Além de Bolsonaro, há outros 34 denunciados, com destaque para, digamos, o núcleo duro da tramoia golpista, como transcrevo da denúncia, Bolsonaro incluído. Eis aqui o núcleo duro do golpe, com, reitero, as imputações relacionadas também ao 8 de janeiro de 2023. Vamos lá:

“Evidenciou-se que os denunciados integraram organização criminosa, cientes de seu propósito ilícito de permanência autoritária no Poder. Em unidade de desígnios, dividiram-se em tarefas e atuaram, de forma relevante, para obter a ruptura violenta da ordem democrática e a deposição do governo legitimamente eleito, dando causa, ainda, aos eventos criminosos de 8.1.2023 na Praça dos Três Poderes. O Ministério Público Federal, por isso, denuncia:

O SR. ALEXANDRE RAMAGEM RODRIGUES pelos crimes de organização criminosa armada (art. 2º, caput, §§2º e 4º, II, da Lei n. 12.850/2013), tentativa de abolição violenta do Estado Democrático de Direito (art. 359-L do CP), golpe de Estado (art. 359-M do CP), dano qualificado pela violência e grave ameaça, contra o patrimônio da União, e com considerável prejuízo para a vítima (art. 163, parágrafo único, I, III e IV, do CP), e deterioração de patrimônio tombado (art. 62, I, da Lei n. 9.605/1998), observadas as regras de concurso de pessoas (art. 29, caput, do CP) e concurso material (art. 69, caput, do CP).

O SR. ALMIR GARNIER SANTOS pelos crimes de organização criminosa armada (art. 2º, caput, §§2º e 4º, II, da Lei n. 12.850/2013), tentativa de abolição violenta do Estado Democrático de Direito (art. 359-L do CP), golpe de Estado (art. 359-M do CP), dano qualificado pela violência e grave ameaça, contra o patrimônio da União, e com considerável prejuízo para a vítima (art. 163, parágrafo único, I, III e IV, do CP), e deterioração de patrimônio tombado (art. 62, I, da Lei n. 9.605/1998), observadas as regras de concurso de pessoas (art. 29, caput, do CP) e concurso material (art. 69, caput, do CP).

O SR. ANDERSON GUSTAVO TORRES pelos crimes de organização criminosa armada (art. 2º, caput, §§2º, e 4º, II, da Lei n. 12.850/2013), tentativa de abolição violenta do Estado Democrático de Direito (art. 359-L do CP), golpe de Estado (art. 359-M do CP), dano qualificado pela violência e grave ameaça, contra o patrimônio da União, e com considerável prejuízo para a vítima (art. 163, parágrafo único, I, III e IV, do CP), e deterioração de patrimônio tombado (art. 62, I, da Lei n. 9.605/1998), observadas as regras de concurso de pessoas (art. 29, caput, do CP) e concurso material (art. 69, caput, do CP).
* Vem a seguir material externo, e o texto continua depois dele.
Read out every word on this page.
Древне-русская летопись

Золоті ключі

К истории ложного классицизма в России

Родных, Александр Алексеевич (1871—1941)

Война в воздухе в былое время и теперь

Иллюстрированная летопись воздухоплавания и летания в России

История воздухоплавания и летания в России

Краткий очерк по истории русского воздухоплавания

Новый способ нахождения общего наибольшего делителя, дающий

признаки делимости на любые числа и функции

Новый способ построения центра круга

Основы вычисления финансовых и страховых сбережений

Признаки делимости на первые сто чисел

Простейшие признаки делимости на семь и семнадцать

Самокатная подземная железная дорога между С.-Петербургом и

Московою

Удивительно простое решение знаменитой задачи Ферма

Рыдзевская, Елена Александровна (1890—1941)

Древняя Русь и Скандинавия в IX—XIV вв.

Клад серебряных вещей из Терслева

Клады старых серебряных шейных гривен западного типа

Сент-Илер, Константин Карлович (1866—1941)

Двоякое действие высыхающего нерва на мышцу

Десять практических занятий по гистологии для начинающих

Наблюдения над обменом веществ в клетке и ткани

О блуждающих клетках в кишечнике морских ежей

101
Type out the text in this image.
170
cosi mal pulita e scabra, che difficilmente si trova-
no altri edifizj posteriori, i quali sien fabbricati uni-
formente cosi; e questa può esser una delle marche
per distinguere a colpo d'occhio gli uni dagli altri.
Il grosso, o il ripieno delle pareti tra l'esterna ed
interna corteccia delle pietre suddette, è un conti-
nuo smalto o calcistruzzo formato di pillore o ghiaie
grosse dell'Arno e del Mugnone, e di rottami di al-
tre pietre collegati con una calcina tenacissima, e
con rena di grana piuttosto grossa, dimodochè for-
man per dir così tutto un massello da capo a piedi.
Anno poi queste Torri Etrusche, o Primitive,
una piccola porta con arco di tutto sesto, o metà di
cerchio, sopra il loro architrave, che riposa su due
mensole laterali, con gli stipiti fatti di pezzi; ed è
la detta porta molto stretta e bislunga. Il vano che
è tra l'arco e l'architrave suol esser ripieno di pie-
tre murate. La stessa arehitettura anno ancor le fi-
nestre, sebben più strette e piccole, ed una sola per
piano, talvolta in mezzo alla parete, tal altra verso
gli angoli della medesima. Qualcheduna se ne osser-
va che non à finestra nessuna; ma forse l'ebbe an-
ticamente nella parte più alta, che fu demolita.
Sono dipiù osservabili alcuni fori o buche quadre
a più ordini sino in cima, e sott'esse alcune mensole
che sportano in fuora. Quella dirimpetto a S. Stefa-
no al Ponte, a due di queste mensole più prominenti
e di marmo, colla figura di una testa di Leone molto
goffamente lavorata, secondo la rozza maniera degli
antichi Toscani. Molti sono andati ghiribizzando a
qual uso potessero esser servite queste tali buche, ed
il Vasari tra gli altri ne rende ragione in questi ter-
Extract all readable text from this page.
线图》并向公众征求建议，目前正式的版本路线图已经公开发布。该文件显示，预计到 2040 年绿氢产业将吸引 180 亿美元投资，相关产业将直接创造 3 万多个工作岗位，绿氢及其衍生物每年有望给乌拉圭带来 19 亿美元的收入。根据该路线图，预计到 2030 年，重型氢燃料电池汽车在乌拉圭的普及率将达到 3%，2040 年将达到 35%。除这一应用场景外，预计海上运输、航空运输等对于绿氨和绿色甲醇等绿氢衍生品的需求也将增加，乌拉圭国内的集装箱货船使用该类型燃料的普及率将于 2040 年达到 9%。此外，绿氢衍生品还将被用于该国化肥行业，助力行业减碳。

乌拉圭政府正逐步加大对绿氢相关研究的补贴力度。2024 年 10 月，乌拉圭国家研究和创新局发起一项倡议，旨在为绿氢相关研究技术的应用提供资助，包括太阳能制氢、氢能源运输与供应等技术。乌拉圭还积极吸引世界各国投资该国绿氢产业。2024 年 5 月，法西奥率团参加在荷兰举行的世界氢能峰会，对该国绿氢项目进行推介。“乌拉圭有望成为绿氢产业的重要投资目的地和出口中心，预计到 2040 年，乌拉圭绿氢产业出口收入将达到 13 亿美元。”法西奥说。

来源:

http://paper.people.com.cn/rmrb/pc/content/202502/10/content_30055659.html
O SR. AUGUSTO HELENO RIBEIRO pelos crimes de organização criminosa armada (art. 2º, caput, §§2º, e 4º, II, da Lei n. 12.850/2013), tentativa de abolição violenta do Estado Democrático de Direito (art. 359-L do CP), golpe de Estado (art. 359-M do CP), dano qualificado pela violência e grave ameaça, contra o patrimônio da União, e com considerável prejuízo para a vítima (art. 163, parágrafo único, I, III e IV, do CP), e deterioração de patrimônio tombado (art. 62, I, da Lei n. 9.605/1998), observadas as regras de concurso de pessoas (art. 29, caput, do CP) e concurso material (art. 69, caput, do CP).

O SR. JAIR MESSIAS BOLSONARO pelos crimes de liderar organização criminosa armada (art. 2º, caput, §§2º, 3º e 4º, II, da Lei n. 12.850/2013), tentativa de abolição violenta do Estado Democrático de Direito (art. 359-L do CP), golpe de Estado (art. 359-M do CP), dano qualificado pela violência e grave ameaça, contra o patrimônio da União, e com considerável prejuízo para a vítima (art. 163, parágrafo único, I, III e IV, do CP), e deterioração de patrimônio tombado (art. 62, I, da Lei n. 9.605/1998), observadas as regras de concurso de pessoas (art. 29, caput, do CP) e concurso material (art. 69, caput, do CP).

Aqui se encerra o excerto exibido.